Clinical implication: Buprenorphine induction must wait until the patient is in mild-moderate withdrawal (COWS score $\geq 12$), meaning most full agonist has already dissociated. The "micro-dosing" (Bernese method) protocol gives tiny buprenorphine doses (0.5 mg) to gradually replace the full agonist over 7-10 days, avoiding the abrupt displacement that causes precipitated withdrawal.

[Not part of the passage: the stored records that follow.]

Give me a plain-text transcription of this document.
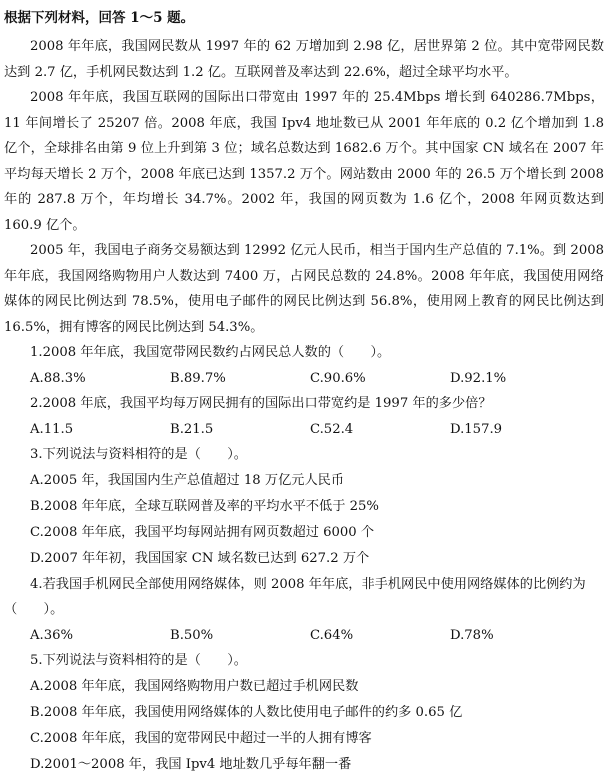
根据下列材料，回答 1～5 题。

2008 年年底，我国网民数从 1997 年的 62 万增加到 2.98 亿，居世界第 2 位。其中宽带网民数达到 2.7 亿，手机网民数达到 1.2 亿。互联网普及率达到 22.6%，超过全球平均水平。

2008 年年底，我国互联网的国际出口带宽由 1997 年的 25.4Mbps 增长到 640286.7Mbps，11 年间增长了 25207 倍。2008 年底，我国 Ipv4 地址数已从 2001 年年底的 0.2 亿个增加到 1.8 亿个，全球排名由第 9 位上升到第 3 位；域名总数达到 1682.6 万个。其中国家 CN 域名在 2007 年平均每天增长 2 万个，2008 年底已达到 1357.2 万个。网站数由 2000 年的 26.5 万个增长到 2008 年的 287.8 万个，年均增长 34.7%。2002 年，我国的网页数为 1.6 亿个，2008 年网页数达到 160.9 亿个。

2005 年，我国电子商务交易额达到 12992 亿元人民币，相当于国内生产总值的 7.1%。到 2008 年年底，我国网络购物用户人数达到 7400 万，占网民总数的 24.8%。2008 年年底，我国使用网络媒体的网民比例达到 78.5%，使用电子邮件的网民比例达到 56.8%，使用网上教育的网民比例达到 16.5%，拥有博客的网民比例达到 54.3%。

1.2008 年年底，我国宽带网民数约占网民总人数的（　　）。
A.88.3%	B.89.7%	C.90.6%	D.92.1%
2.2008 年底，我国平均每万网民拥有的国际出口带宽约是 1997 年的多少倍？
A.11.5	B.21.5	C.52.4	D.157.9
3.下列说法与资料相符的是（　　）。
A.2005 年，我国国内生产总值超过 18 万亿元人民币
B.2008 年年底，全球互联网普及率的平均水平不低于 25%
C.2008 年年底，我国平均每网站拥有网页数超过 6000 个
D.2007 年年初，我国国家 CN 域名数已达到 627.2 万个
4.若我国手机网民全部使用网络媒体，则 2008 年年底，非手机网民中使用网络媒体的比例约为（　　）。
A.36%	B.50%	C.64%	D.78%
5.下列说法与资料相符的是（　　）。
A.2008 年年底，我国网络购物用户数已超过手机网民数
B.2008 年年底，我国使用网络媒体的人数比使用电子邮件的约多 0.65 亿
C.2008 年年底，我国的宽带网民中超过一半的人拥有博客
D.2001～2008 年，我国 Ipv4 地址数几乎每年翻一番
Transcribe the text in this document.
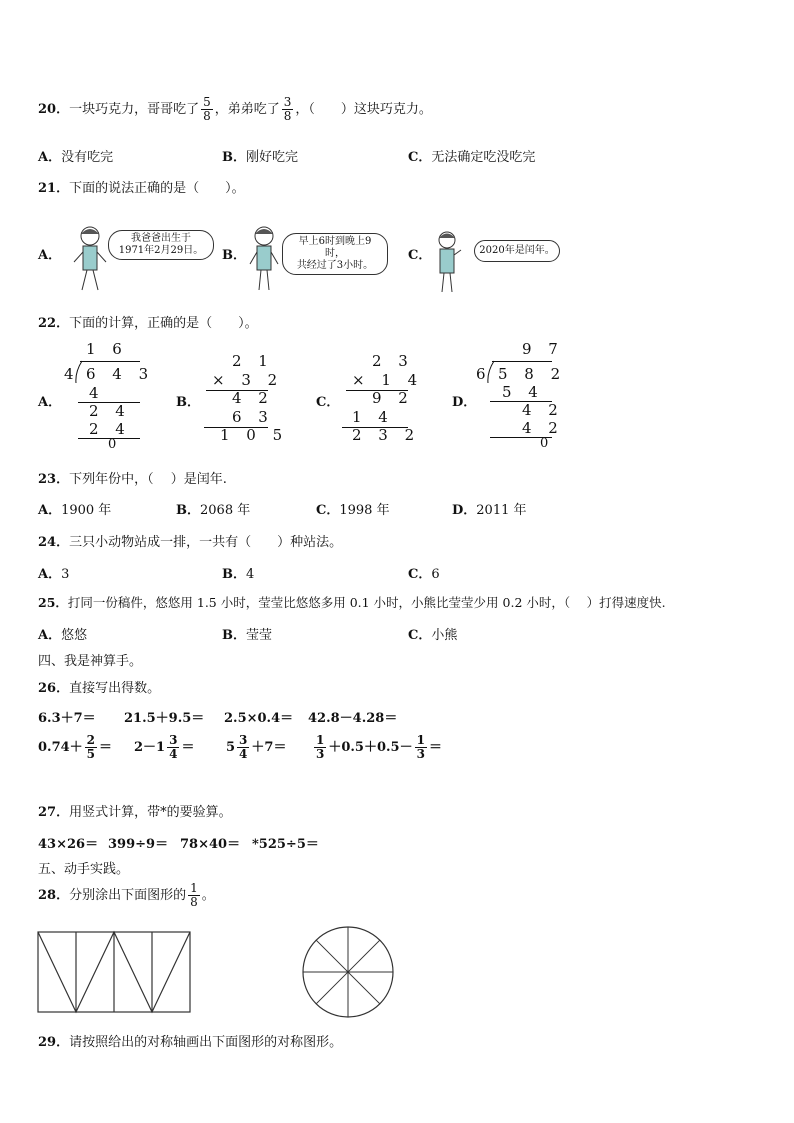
20．一块巧克力，哥哥吃了 $\frac{5}{8}$ ，弟弟吃了 $\frac{3}{8}$ ，（　　）这块巧克力。
A．没有吃完	B．刚好吃完	C．无法确定吃没吃完
21．下面的说法正确的是（　　）。
A．
我爸爸出生于
1971年2月29日。 B．
早上6时到晚上9时，
共经过了3小时。
C．	2020年是闰年。
22．下面的计算，正确的是（　　）。
A．
1 6
4 6 4 3
4
2 4
2 4
0
B．
2 1
× 3 2
4 2
6 3
1 0 5
C．
2 3
× 1 4
9 2
1 4
2 3 2
D．
9 7
6 5 8 2
5 4
4 2
4 2
0
23．下列年份中，（　 ）是闰年.
A．1900 年	B．2068 年	C．1998 年	D．2011 年
24．三只小动物站成一排，一共有（　　）种站法。
A．3	B．4	C．6
25．打同一份稿件，悠悠用 1.5 小时，莹莹比悠悠多用 0.1 小时，小熊比莹莹少用 0.2 小时，（　 ）打得速度快.
A．悠悠	B．莹莹	C．小熊
四、我是神算手。
26．直接写出得数。
6.3＋7＝ 21.5＋9.5＝ 2.5×0.4＝ 42.8－4.28＝
$0.74+ \frac{2}{5} = 2-1 \frac{3}{4} = 5 \frac{3}{4} +7= \frac{1}{3} +0.5+0.5- \frac{1}{3}$ ＝
27．用竖式计算，带*的要验算。
43×26＝ 399÷9＝ 78×40＝ *525÷5＝
五、动手实践。
28．分别涂出下面图形的 $\frac{1}{8}$ 。
29．请按照给出的对称轴画出下面图形的对称图形。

Derivation 4: Varenicline — Nicotinic Partial Agonist Dual Mechanism

Varenicline targets $\alpha_4\beta_2$ nicotinic acetylcholine receptors (nAChRs) with a dual mechanism derived from its partial agonist properties ($\tau \approx 0.6$):

Mechanism 1 — Withdrawal prevention: Varenicline provides ~45% of maximal receptor activation ($E = E_{\max} \times 0.6/1.6 = 0.375 \times E_{\max}$). This is sufficient to stimulate mesolimbic dopamine release (preventing craving/withdrawal) but at a much lower level than nicotine ($\tau \approx 5$, producing $\sim 83\%$ activation):

$$E_{\text{varenicline}} = \frac{0.6 \cdot E_{\max}}{1.6} \approx 37.5\% \cdot E_{\max}$$

Mechanism 2 — Reward blockade: When the patient smokes, nicotine must compete with varenicline for receptor binding. Since varenicline has higher affinity ($K_d = 0.4$ nM vs nicotine $K_d = 15$ nM) and slow $k_{\text{off}}$, nicotine cannot fully displace it. The combined activation is limited by varenicline's ceiling:

$$E_{\text{combined}} \approx E_{\text{varenicline}} + \Delta E_{\text{nicotine}} \approx 37.5\% + \text{small increment}$$

The reward from smoking is thus blunted (reduced dopamine surge compared to the usual ~83% activation). Over time, the learned association between smoking and reward is extinguished. Varenicline increases smoking cessation rates 2-3x vs placebo by simultaneously reducing withdrawal (agonist effect) and reducing reward (competitive antagonist effect).